The narrow hand guards on the handlebars provide some protection from stones and the elements. The mirrors stick out nice and wide past the handlebars providing good vision behind, but have no ability to fold away. They are functional so long as you stay upright however neither the handguards nor mirrors would put up much of a fight if the bike was dropped on the ground.

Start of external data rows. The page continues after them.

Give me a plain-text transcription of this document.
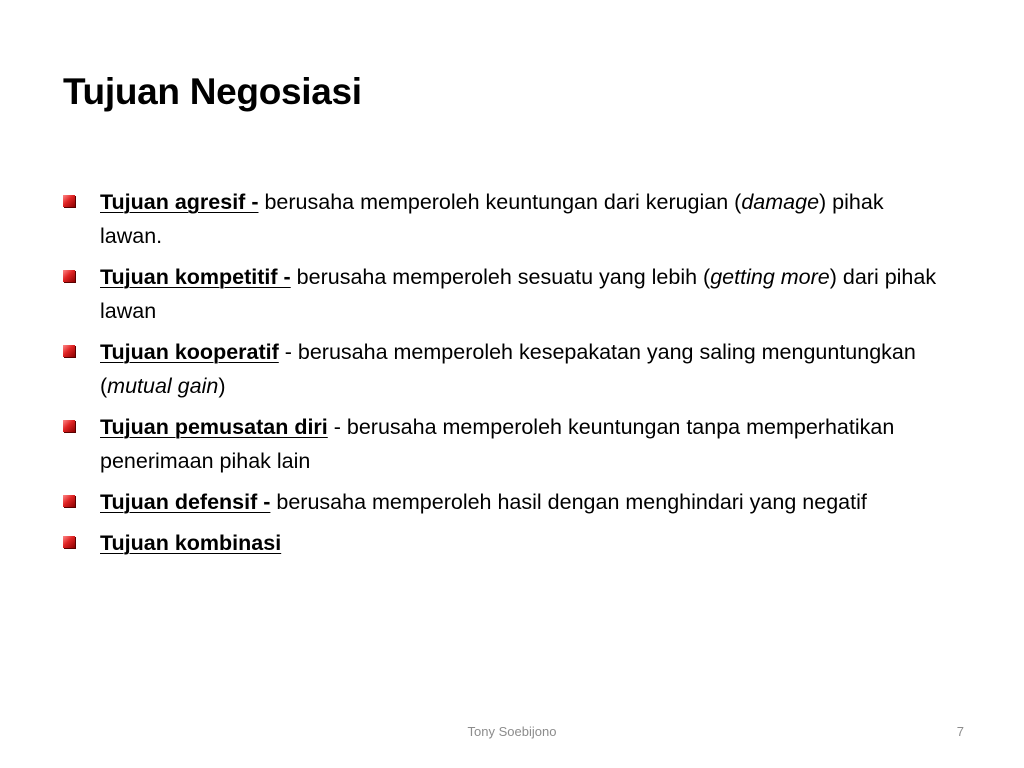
Tujuan Negosiasi
Tujuan agresif - berusaha memperoleh keuntungan dari kerugian (damage) pihak lawan.
Tujuan kompetitif - berusaha memperoleh sesuatu yang lebih (getting more) dari pihak lawan
Tujuan kooperatif - berusaha memperoleh kesepakatan yang saling menguntungkan (mutual gain)
Tujuan pemusatan diri - berusaha memperoleh keuntungan tanpa memperhatikan penerimaan pihak lain
Tujuan defensif - berusaha memperoleh hasil dengan menghindari yang negatif
Tujuan kombinasi
Tony Soebijono	7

A 23 litre tank should take you over 400km.
2019 Moto Guzzi V85 TT  Classic Enduro.
There’s a single, high large black muffler which tucks in behind the optional panniers

The screen is functional, keeping the wind off your chest and low enough so you can stand up on the foot pegs and not have it come up and hit you in the chest or neck when negotiating rough terrain. There is adjustment available to roll the screen back or forwards which requires tightening with an allen key on two bolts. Surely they could have made this more convenient by using a nut that could be loosened easily by hand?

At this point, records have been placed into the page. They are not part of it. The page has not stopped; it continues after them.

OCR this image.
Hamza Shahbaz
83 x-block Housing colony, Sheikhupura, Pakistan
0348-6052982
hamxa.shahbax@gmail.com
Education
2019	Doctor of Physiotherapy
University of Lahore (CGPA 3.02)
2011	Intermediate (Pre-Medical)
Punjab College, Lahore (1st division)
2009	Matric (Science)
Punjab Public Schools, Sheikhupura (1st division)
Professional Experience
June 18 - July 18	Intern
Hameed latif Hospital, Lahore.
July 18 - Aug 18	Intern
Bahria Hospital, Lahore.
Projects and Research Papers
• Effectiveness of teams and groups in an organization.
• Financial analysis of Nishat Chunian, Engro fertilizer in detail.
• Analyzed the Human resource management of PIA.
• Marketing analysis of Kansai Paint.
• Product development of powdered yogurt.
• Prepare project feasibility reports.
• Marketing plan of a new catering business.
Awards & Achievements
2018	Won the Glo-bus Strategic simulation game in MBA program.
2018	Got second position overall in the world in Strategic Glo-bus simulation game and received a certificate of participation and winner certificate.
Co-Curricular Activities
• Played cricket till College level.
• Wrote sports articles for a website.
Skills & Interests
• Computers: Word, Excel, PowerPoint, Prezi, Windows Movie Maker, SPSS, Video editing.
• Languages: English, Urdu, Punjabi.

Up front the TFT readout is clear and colourful and provides all the info you need on a trip away with a nice little cowling over the top to help shade the screen from the sun to make it easier to read in bright conditions.

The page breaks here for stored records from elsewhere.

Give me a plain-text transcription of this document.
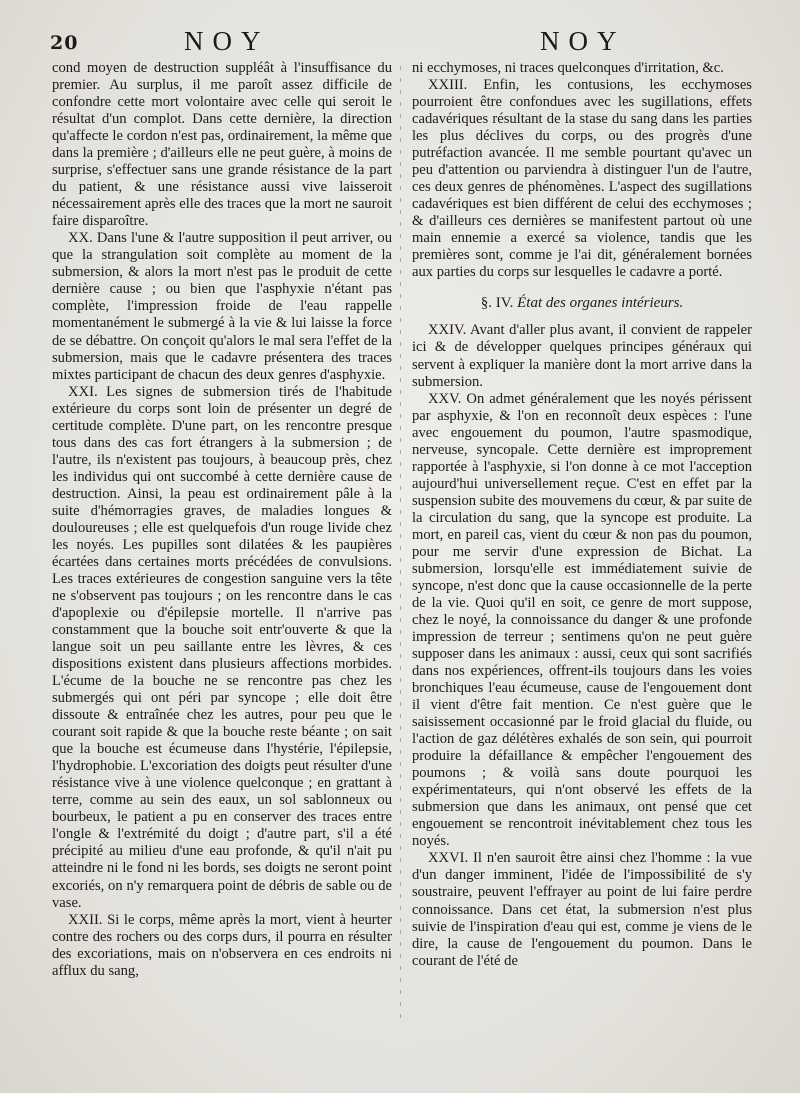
20	NOY	NOY

cond moyen de destruction suppléât à l'insuffisance du premier. Au surplus, il me paroît assez difficile de confondre cette mort volontaire avec celle qui seroit le résultat d'un complot. Dans cette dernière, la direction qu'affecte le cordon n'est pas, ordinairement, la même que dans la première ; d'ailleurs elle ne peut guère, à moins de surprise, s'effectuer sans une grande résistance de la part du patient, & une résistance aussi vive laisseroit nécessairement après elle des traces que la mort ne sauroit faire disparoître.

XX. Dans l'une & l'autre supposition il peut arriver, ou que la strangulation soit complète au moment de la submersion, & alors la mort n'est pas le produit de cette dernière cause ; ou bien que l'asphyxie n'étant pas complète, l'impression froide de l'eau rappelle momentanément le submergé à la vie & lui laisse la force de se débattre. On conçoit qu'alors le mal sera l'effet de la submersion, mais que le cadavre présentera des traces mixtes participant de chacun des deux genres d'asphyxie.

XXI. Les signes de submersion tirés de l'habitude extérieure du corps sont loin de présenter un degré de certitude complète. D'une part, on les rencontre presque tous dans des cas fort étrangers à la submersion ; de l'autre, ils n'existent pas toujours, à beaucoup près, chez les individus qui ont succombé à cette dernière cause de destruction. Ainsi, la peau est ordinairement pâle à la suite d'hémorragies graves, de maladies longues & douloureuses ; elle est quelquefois d'un rouge livide chez les noyés. Les pupilles sont dilatées & les paupières écartées dans certaines morts précédées de convulsions. Les traces extérieures de congestion sanguine vers la tête ne s'observent pas toujours ; on les rencontre dans le cas d'apoplexie ou d'épilepsie mortelle. Il n'arrive pas constamment que la bouche soit entr'ouverte & que la langue soit un peu saillante entre les lèvres, & ces dispositions existent dans plusieurs affections morbides. L'écume de la bouche ne se rencontre pas chez les submergés qui ont péri par syncope ; elle doit être dissoute & entraînée chez les autres, pour peu que le courant soit rapide & que la bouche reste béante ; on sait que la bouche est écumeuse dans l'hystérie, l'épilepsie, l'hydrophobie. L'excoriation des doigts peut résulter d'une résistance vive à une violence quelconque ; en grattant à terre, comme au sein des eaux, un sol sablonneux ou bourbeux, le patient a pu en conserver des traces entre l'ongle & l'extrémité du doigt ; d'autre part, s'il a été précipité au milieu d'une eau profonde, & qu'il n'ait pu atteindre ni le fond ni les bords, ses doigts ne seront point excoriés, on n'y remarquera point de débris de sable ou de vase.

XXII. Si le corps, même après la mort, vient à heurter contre des rochers ou des corps durs, il pourra en résulter des excoriations, mais on n'observera en ces endroits ni afflux du sang,

ni ecchymoses, ni traces quelconques d'irritation, &c.

XXIII. Enfin, les contusions, les ecchymoses pourroient être confondues avec les sugillations, effets cadavériques résultant de la stase du sang dans les parties les plus déclives du corps, ou des progrès d'une putréfaction avancée. Il me semble pourtant qu'avec un peu d'attention ou parviendra à distinguer l'un de l'autre, ces deux genres de phénomènes. L'aspect des sugillations cadavériques est bien différent de celui des ecchymoses ; & d'ailleurs ces dernières se manifestent partout où une main ennemie a exercé sa violence, tandis que les premières sont, comme je l'ai dit, généralement bornées aux parties du corps sur lesquelles le cadavre a porté.

§. IV. État des organes intérieurs.

XXIV. Avant d'aller plus avant, il convient de rappeler ici & de développer quelques principes généraux qui servent à expliquer la manière dont la mort arrive dans la submersion.

XXV. On admet généralement que les noyés périssent par asphyxie, & l'on en reconnoît deux espèces : l'une avec engouement du poumon, l'autre spasmodique, nerveuse, syncopale. Cette dernière est improprement rapportée à l'asphyxie, si l'on donne à ce mot l'acception aujourd'hui universellement reçue. C'est en effet par la suspension subite des mouvemens du cœur, & par suite de la circulation du sang, que la syncope est produite. La mort, en pareil cas, vient du cœur & non pas du poumon, pour me servir d'une expression de Bichat. La submersion, lorsqu'elle est immédiatement suivie de syncope, n'est donc que la cause occasionnelle de la perte de la vie. Quoi qu'il en soit, ce genre de mort suppose, chez le noyé, la connoissance du danger & une profonde impression de terreur ; sentimens qu'on ne peut guère supposer dans les animaux : aussi, ceux qui sont sacrifiés dans nos expériences, offrent-ils toujours dans les voies bronchiques l'eau écumeuse, cause de l'engouement dont il vient d'être fait mention. Ce n'est guère que le saisissement occasionné par le froid glacial du fluide, ou l'action de gaz délétères exhalés de son sein, qui pourroit produire la défaillance & empêcher l'engouement des poumons ; & voilà sans doute pourquoi les expérimentateurs, qui n'ont observé les effets de la submersion que dans les animaux, ont pensé que cet engouement se rencontroit inévitablement chez tous les noyés.

XXVI. Il n'en sauroit être ainsi chez l'homme : la vue d'un danger imminent, l'idée de l'impossibilité de s'y soustraire, peuvent l'effrayer au point de lui faire perdre connoissance. Dans cet état, la submersion n'est plus suivie de l'inspiration d'eau qui est, comme je viens de le dire, la cause de l'engouement du poumon. Dans le courant de l'été de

 A strange feature of the gear selection indicator on the dash readout is that it will go blank when you are stopped so you can’t tell what gear you are in before you pull away. It will tell you when you are in neutral but needs the bike revs and speed to calculate which gear you are in. I guess it’s no big deal for all of us that have spent years without that technology but knowing you are in first before you pull away from the lights would be nice and I thought shouldn’t be too difficult these days. I believe there is also intercom, phone and navigation connection functionality that will be available on the dash screen as in the near future however I did not see that function on this bike.

The V85TT feels  very smooth, solid, well built, and mechanically very quiet and civilised, with seamless gear changes

The seat looks and feels comfortable for covering distance without pain. The riding position feels natural and open for someone 180cm tall and transitioning to standing feels comfortable and upright.

 A steel frame around the rear load rack is a nice feature extending along the back of the seat with provision to bolt on optional panniers. The frame provides plenty of securing points for strapping down loads onto the back of the bike and for the pillion to hang onto. A side stand as well as a centre stand are fitted and are a must for on road repair and maintenance tasks.


All in all I very much enjoyed travelling on the V85TT, especially touring along winding country roads where it felt most at home to me. At $20,690 for the standard colour and another $700 for the ‘Evocative’ model it feels well-built and civilised.

So who would want the V85TT? Who is the target buyer? Why did Guzzi make the decisions they did and does it do things better than the competition? 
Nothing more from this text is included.